Wetenschap
* Ontleding: Zachte weefsels zoals huid, spieren en organen ontleden snel na de dood. Bacteriën en schimmels breken ze af en laten geen spoor achter.
* behoud: Harde delen, zoals botten, tanden en schalen, zijn gemaakt van duurzame materialen (calciumfosfaat, calciumcarbonaat) die de ontleding weerstaan. Ze hebben een betere kans om lang genoeg te overleven om begraven en gefossiliseerd te worden.
* sedimentatie: Sedimentatie (het proces van lagen van sediment dat in de loop van de tijd opbouwt) is eerder geneigd om harde delen te behouden. Ze zijn zwaarder en worden minder kans om te worden verspreid door aaseters of stromingen.
Uitzonderingen:
Hoewel zeldzaam, kunnen sommige zachte weefsels onder uitzonderlijke omstandigheden fossiliseren:
* Snelle begrafenis: Als een dier snel wordt begraven, zoals bij vulkanische as of een modderstroom, kan ontleding worden vertraagd, waardoor zachte weefsels kunnen worden behoud.

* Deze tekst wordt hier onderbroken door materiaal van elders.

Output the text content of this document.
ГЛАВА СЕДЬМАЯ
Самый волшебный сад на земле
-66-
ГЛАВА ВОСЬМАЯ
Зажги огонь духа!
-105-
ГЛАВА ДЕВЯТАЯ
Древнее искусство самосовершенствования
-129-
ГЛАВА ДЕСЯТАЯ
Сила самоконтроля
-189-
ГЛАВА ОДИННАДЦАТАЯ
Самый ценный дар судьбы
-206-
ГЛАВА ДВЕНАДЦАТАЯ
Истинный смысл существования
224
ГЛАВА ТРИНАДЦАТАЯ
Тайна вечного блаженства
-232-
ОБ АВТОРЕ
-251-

* Anoxische omgevingen: Omgevingen zonder zuurstof, zoals moerassen of diepe oceaanvloeren, kunnen ontleding remmen en het behoud van zachte weefsels mogelijk maken.
* Amber: Insecten en andere kleine organismen kunnen worden bewaard in barnsteen, dat is gefossiliseerde boomhars. Dit kan zelfs delicate functies zoals vleugels en antennes behouden.
Over het algemeen is de vorming van fossielen een complex proces dat wordt beïnvloed door verschillende factoren. Hoewel harde onderdelen eerder worden bewaard, kunnen uitzonderlijke omstandigheden de fossilisatie van zachte weefsels mogelijk maken.